Webb and the Infancy of the Universe
Shortly after the Big Bang, the universe was filled with a glowing plasma, or ionized gas. As the universe cooled and expanded, electrons and protons began to bind together to form neutral hydrogen atoms. As the last of the light from the Big Bang escaped, the universe — now about 378,000 years old — would have been a dark place, with no sources of light to illuminate its fog of cooling, neutral hydrogen gas.
Some of that gas would have begun coalescing into dense clumps, pulled together by gravity. As these clumps grew larger and denser, they would become stars, and eventually, galaxies. Slowly, light would begin to shine again in the universe. Eventually, as the early stars grew in numbers and brightness, they would have emitted enough ultraviolet radiation to "reionize" the hydrogen, removing the electrons from their bonded protons and neutrons.

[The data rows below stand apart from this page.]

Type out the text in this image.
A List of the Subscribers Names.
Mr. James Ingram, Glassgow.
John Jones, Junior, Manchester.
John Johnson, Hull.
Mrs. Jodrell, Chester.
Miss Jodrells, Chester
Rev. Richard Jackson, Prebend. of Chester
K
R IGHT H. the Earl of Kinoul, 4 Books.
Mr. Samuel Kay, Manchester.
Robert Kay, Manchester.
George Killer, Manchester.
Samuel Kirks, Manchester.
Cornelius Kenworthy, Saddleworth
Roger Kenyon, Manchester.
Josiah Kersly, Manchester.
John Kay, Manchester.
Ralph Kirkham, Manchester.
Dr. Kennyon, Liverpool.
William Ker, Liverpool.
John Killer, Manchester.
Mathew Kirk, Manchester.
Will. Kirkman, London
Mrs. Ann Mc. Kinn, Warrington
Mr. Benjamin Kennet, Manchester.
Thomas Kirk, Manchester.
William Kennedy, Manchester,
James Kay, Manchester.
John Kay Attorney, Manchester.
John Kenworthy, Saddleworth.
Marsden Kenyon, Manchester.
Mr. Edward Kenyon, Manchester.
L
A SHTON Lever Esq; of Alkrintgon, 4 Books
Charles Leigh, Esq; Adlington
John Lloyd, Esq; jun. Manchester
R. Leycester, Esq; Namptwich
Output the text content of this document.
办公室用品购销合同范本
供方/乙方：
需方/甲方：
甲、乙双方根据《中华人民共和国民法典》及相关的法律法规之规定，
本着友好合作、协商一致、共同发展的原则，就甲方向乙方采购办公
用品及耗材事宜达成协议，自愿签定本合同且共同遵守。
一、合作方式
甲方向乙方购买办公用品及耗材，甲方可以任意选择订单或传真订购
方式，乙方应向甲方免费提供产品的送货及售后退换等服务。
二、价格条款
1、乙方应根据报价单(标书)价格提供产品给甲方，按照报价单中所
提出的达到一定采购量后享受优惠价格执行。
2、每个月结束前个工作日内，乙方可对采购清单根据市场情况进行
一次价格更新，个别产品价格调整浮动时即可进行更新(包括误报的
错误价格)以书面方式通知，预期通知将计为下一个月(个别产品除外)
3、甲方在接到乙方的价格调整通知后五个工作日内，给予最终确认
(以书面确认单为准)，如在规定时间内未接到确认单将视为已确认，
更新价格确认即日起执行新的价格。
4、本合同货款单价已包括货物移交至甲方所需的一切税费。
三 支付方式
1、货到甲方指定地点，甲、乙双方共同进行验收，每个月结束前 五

Webb, with its ability to see light from extremely distant objects that has had to travel for billions of years to reach us, will see some of the universe's first objects. As Webb observes light that's traveled from the far reaches of the cosmos, it captures images of distant stars and forming galaxies as they were in the earliest stages of the universe.
Astronomers know the universe became reionized because when they look out in space and back in time at the light of very distant quasars — incredibly bright objects thought to be powered by supermassive black holes at the centers of galaxies — they don't see the dimming of their light that would occur through a fog of neutral hydrogen gas. They find clouds of hydrogen, but almost no detectable clouds of neutral hydrogen drifting between galaxies, meaning the gas was at some point reionized. Exactly when this occurred is one of the questions Webb will help answer, by looking for glimpses of very distant objects, like quasars, still dimmed by neutral hydrogen gas.
Much remains to be uncovered about the time of reionization. The universe right after the Big Bang would have consisted of hydrogen, helium, and a small amount of lithium. But the stars we see today also contain heavier elements — elements that are created inside stars. So how did those first stars form from such limited ingredients? Webb will not be able to see the very first stars of the Dark Ages, but it'll witness the generation immediately following, and analyze the kinds of materials they contain.
Webb will also show us how early galaxies formed from those first clumps of stars. The universe's first stars, believed to be 30 to 300 times as massive as our Sun and millions of times as bright, would have burned for only a few million years before dying in tremendous explosions, or "supernovae." These explosions spewed the recently manufactured chemical elements of stars outward into the universe before the expiring stars collapsed into black holes or dim, cinder-like cores.
Scientists suspect the black holes born from the explosion of the earliest stars devoured gas and stars around them, becoming the extremely bright objects called "mini-quasars." The mini-quasars, in turn, may have grown and merged to become the huge black holes found in the centers of present-day galaxies. Webb will try to find and understand these supernovae and mini-quasars to put theories of early universe formation to the test.
Webb will show us whether the first galaxies formed along filaments and webs of dark matter, as expected, and when. Right now we know the first galaxies formed anywhere from 378,000 years to 400 million years after the Big Bang. Many models have been created to explain which era gave rise to galaxies, but Webb will pinpoint the precise time period.